Le mégalodon, requin géant, a été victime de la première extinction de masse liée... aux glaciers
Le mégalodon, requin géant, a été victime de la première extinction de masse liée... aux glaciers - © Tous droits réservés

Il a disparu il y a plus de 2 millions d'années, et pourtant, il continue de passionner: le mégalodon continue de faire l'objet de nombreuses recherches, sur Google pour les internautes amateurs mais dans les fossiles par les chercheurs.

Plusieurs raison à cela: d'une part, les attaques fréquentes de requins dans des endroits comme le large de l'île de la Réunion, et les fictions qu'elles inspirent, conservent dans l'imaginaire collectif l'image de ces squales comme l'un des derniers superprédateurs de l'homme.

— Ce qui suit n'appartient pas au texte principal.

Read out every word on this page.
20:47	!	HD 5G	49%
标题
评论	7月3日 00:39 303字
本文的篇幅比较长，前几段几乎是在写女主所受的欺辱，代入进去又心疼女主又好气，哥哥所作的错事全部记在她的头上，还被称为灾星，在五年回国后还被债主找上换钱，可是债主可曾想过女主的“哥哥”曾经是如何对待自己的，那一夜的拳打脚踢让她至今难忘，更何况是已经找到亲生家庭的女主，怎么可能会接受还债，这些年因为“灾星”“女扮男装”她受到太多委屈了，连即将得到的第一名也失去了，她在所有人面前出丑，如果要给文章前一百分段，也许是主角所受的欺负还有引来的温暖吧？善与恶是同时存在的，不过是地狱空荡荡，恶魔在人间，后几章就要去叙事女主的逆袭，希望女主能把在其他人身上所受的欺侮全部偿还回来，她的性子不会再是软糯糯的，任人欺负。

D'autre part, les scientifiques tentent toujours de comprendre comment le plus grand d'entre eux, qui mesurait près de 20 mètres et devait ressembler au "grand requin blanc" a disparu si brusquement.

Mais si l'on en croit l'article paru cette semaine dans la revue Nature, les chercheurs de l'Université de Zurich pensent qu'ils ont désormais une explication à ce mystère. On évoquait jusqu'ici le déclin de ces proies, l'apparition de nouveaux prédateurs ou changements climatiques.

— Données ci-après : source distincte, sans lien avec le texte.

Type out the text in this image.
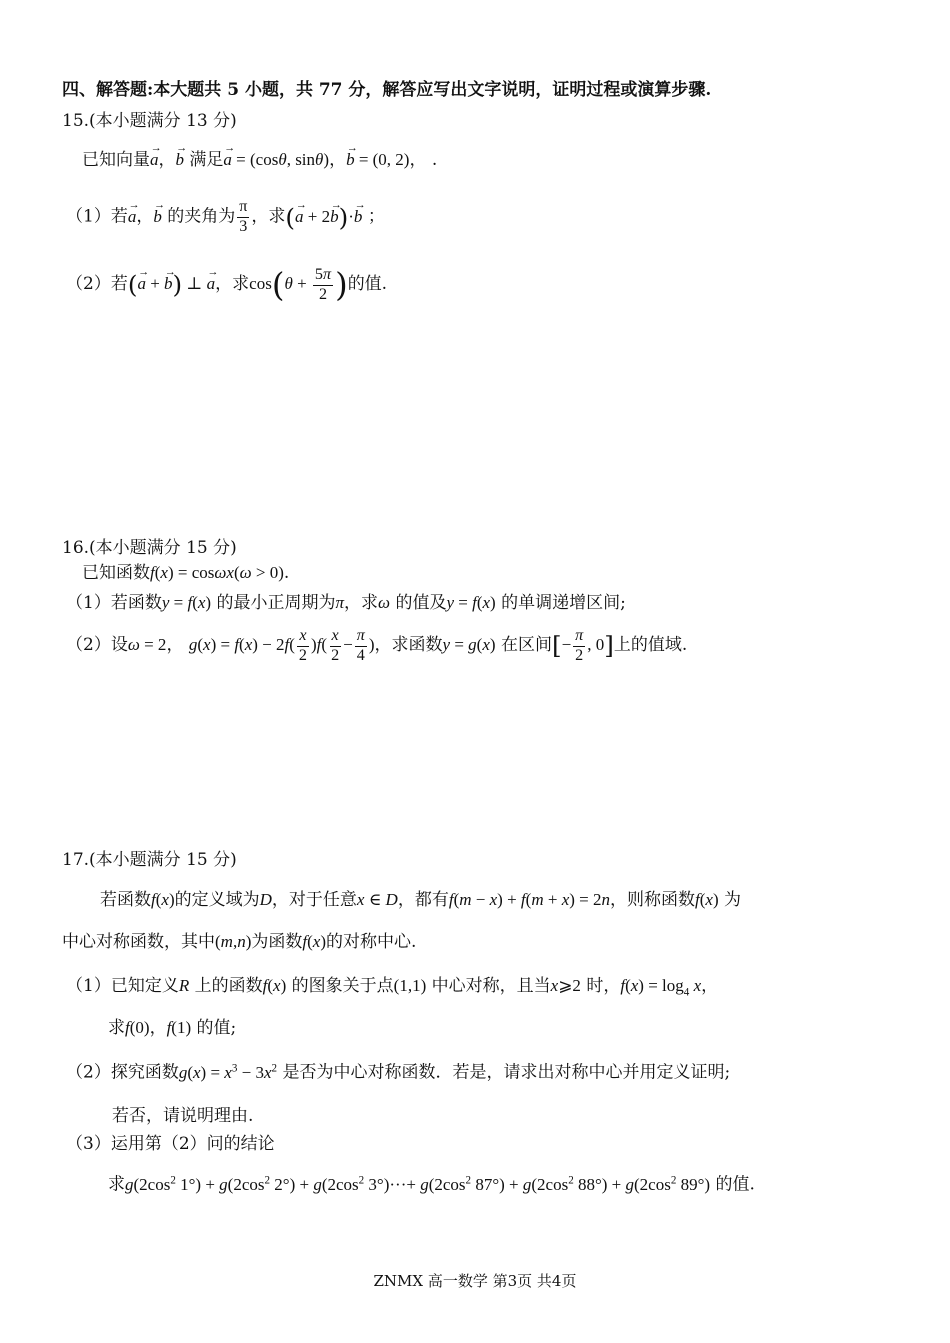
四、解答题:本大题共 5 小题，共 77 分，解答应写出文字说明，证明过程或演算步骤.
15.(本小题满分 13 分)
已知向量→ a，→ b 满足→ a = (cosθ, sinθ)，→ b = (0, 2)， .
（1）若→ a，→ b 的夹角为 $\frac{\pi}{3}$ ，求(→ a + 2→ b)·→ b ；
（2）若(→ a + → b) ⊥ → a，求$\cos(\theta + \frac{5\pi}{2}$ )的值.
16.(本小题满分 15 分)
已知函数f(x) = cosωx(ω > 0).
（1）若函数y = f(x) 的最小正周期为π，求ω 的值及y = f(x) 的单调递增区间;
（2）设ω = 2， $g(x) = f(x) - 2f( \frac{x}{2} )f( \frac{x}{2} - \frac{\pi}{4}$ )，求函数y = g(x) 在区间[− $\frac{\pi}{2}$ , 0]上的值域.
17.(本小题满分 15 分)
若函数f(x)的定义域为D，对于任意x ∈ D，都有f(m − x) + f(m + x) = 2n，则称函数f(x) 为
中心对称函数，其中(m,n)为函数f(x)的对称中心.
（1）已知定义R 上的函数f(x) 的图象关于点(1,1) 中心对称，且当x⩾2 时，$f(x) = \log_4 x$，
求f(0)，f(1) 的值;
（2）探究函数$g(x) = x^3 - 3x^2$ 是否为中心对称函数．若是，请求出对称中心并用定义证明;
若否，请说明理由.
（3）运用第（2）问的结论
求$g(2\cos^2$ $1^\circ) + g(2\cos^2$ $2^\circ) + g(2\cos^2$ $3^\circ)\cdot\cdot\cdot+ g(2\cos^2$ $87^\circ) + g(2\cos^2$ $88^\circ) + g(2\cos^2$ 89°) 的值.
ZNMX 高一数学 第3页 共4页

Première extinction de masse

Les chercheurs balancent vers cette dernière piste, mais avec une explication plus complète: en étudiant les fossiles, les chercheurs ont conclu que le mégalodon n'a en effet pas été  la seule créature à disparaître pendant cette une période appelée pliocène. Ce serait même près d'un tiers des plus grands animaux marins de l'océan, y compris les requins, les baleines, les oiseaux de mer et les tortues marines, qui se seraient éteints il y a entre deux et trois millions d'années.

Les auteurs parlent de la première extinction de masse, qui a touché la faune marine, qui y aurait perdu 55% de sa diversité! La rapide formation de glaciers et les modifications de niveau de la mer qu'ils ont entraîné pourrait être à la base de ces disparitions.

On voit bien tout l'intérêt de la recherche et ses conséquences sur les phénomènes actuels:  "Nos modèles ont démontré que les animaux à sang chaud en particulier étaient plus susceptibles de disparaître", a déclaré le Dr Pimiento. Cette étude montre que la mégafaune marine était beaucoup plus vulnérable aux changements environnementaux mondiaux dans le passé géologique récent qu'on ne l'avait supposé, et ce en particulier pour les grands animaux à sang chaud".